Ces effets auront un impact très visible sur l’ensemble du littoral français. L’élévation du niveau de la mer augmentera le risque d’inondations côtières, d’érosion des plages et de submersion des terres basses. Des régions entières, notamment en Bretagne et en Normandie, pourraient être gravement affectées, mettant en péril les infrastructures côtières, les habitations et les activités économiques liées au tourisme.
Outre le secteur touristique, un réchauffement climatique de la France de 4 °C aura d’importantes conséquences sur toute l’économie du pays, et en particulier sur l’agriculture, souligne un rapport d’information du Sénat, publié en mai 2019, sur l’adaptation de la France aux dérèglements climatiques à l’horizon 2050. Celui-ci indique que l’agriculture subira de plein fouet la hausse des températures et la multiplication des périodes de sécheresse avec une baisse des rendements, une baisse de la qualité nutritive des cultures, la perturbation des cycles de croissance, la prolifération de ravageurs et de maladies et "un besoin accru d’irrigation alors même que les ressources hydriques seront plus rares". Les cultures les plus sensibles à la sécheresse, telles que les céréales, les fruits et les légumes, pourraient être particulièrement touchées.

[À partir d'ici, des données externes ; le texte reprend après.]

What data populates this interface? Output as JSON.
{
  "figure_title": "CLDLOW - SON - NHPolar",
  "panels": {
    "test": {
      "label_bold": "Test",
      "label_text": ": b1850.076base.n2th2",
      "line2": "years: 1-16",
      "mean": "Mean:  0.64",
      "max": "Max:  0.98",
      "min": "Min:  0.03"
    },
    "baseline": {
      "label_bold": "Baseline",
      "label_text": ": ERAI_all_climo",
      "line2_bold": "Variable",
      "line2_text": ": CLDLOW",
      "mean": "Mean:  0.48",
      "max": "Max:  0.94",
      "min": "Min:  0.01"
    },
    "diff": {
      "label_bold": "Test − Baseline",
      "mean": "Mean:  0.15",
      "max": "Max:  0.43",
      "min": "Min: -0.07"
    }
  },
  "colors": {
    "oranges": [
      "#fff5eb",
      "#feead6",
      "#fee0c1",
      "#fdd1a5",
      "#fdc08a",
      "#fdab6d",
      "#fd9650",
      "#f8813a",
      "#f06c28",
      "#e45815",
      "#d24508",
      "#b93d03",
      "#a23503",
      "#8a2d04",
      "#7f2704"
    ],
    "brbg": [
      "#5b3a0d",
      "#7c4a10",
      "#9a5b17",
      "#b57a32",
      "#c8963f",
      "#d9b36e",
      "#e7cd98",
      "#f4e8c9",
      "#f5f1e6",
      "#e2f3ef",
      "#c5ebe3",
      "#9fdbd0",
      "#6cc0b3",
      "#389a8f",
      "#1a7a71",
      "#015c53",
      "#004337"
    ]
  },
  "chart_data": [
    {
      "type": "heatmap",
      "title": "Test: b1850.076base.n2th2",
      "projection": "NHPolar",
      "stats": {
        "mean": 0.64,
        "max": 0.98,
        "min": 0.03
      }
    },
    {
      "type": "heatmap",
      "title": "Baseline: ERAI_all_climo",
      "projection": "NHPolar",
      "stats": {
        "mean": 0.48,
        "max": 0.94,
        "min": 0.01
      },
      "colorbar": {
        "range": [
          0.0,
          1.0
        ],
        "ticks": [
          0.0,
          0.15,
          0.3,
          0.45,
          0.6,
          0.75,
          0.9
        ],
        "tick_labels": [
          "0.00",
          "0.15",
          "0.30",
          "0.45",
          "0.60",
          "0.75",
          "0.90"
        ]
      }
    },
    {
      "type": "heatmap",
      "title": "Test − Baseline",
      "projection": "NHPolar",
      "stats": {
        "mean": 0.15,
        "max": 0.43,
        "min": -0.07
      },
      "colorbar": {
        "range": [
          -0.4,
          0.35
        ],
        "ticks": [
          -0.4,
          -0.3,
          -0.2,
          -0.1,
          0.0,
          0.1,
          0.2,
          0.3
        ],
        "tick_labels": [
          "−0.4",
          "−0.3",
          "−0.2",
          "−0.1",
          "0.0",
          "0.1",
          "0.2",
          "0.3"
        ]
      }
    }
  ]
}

Propagation de maladies vectorielles
Les conséquences seront également sanitaires. La canicule de 2003 avait fait 15 000 morts et les trois épisodes caniculaires de l’été 2022 sont responsables de 2 800 décès, selon Santé publique France. Avec des canicules à répétition et encore plus intenses que celles rencontrées jusqu’à présent, le risque sera grand d’observer chaque été une surmortalité significative. Une France à +4 °C facilitera également "la propagation des maladies vectorielles, notamment en raison de l’extension de l’aire de peuplement du moustique tigre, qui est le vecteur des virus du chikungunya, de la dengue et du zika", indique le rapport d’information du Sénat.
En outre, la biodiversité française serait mise en péril. Les écosystèmes terrestres et marins seraient confrontés à des changements majeurs, menaçant de nombreuses espèces animales et végétales.
Face à cela, le gouvernement, en plus des mesures déjà mises en œuvre (plan Eau, Fonds vert...) propose la mise en place de trois chantiers. Le premier visera à mettre à jour les différents référentiels (DRIAS, DRIAS Eau, Climadiag) sur lesquels s'appuient les autorités pour anticiper les effets du réchauffement climatique. Le deuxième sera un plan d'accompagnement des collectivités locales "en première ligne pour améliorer la résilience de leur territoire", tandis que le troisième mettra en place des études de vulnérabilité pour adapter l'activité économique.
Une adaptation indispensable qu’il faudra bien financer : "Les mesures d'adaptation à mettre en place dès aujourd'hui, quelle que soit la trajectoire d'adaptation fixée, représentent au minimum 2,3 milliards d'euros additionnels par an", a déjà prévenu le gouvernement, reprenant à son compte la conclusion d'un rapport de l'Institut de l'économie pour le climat.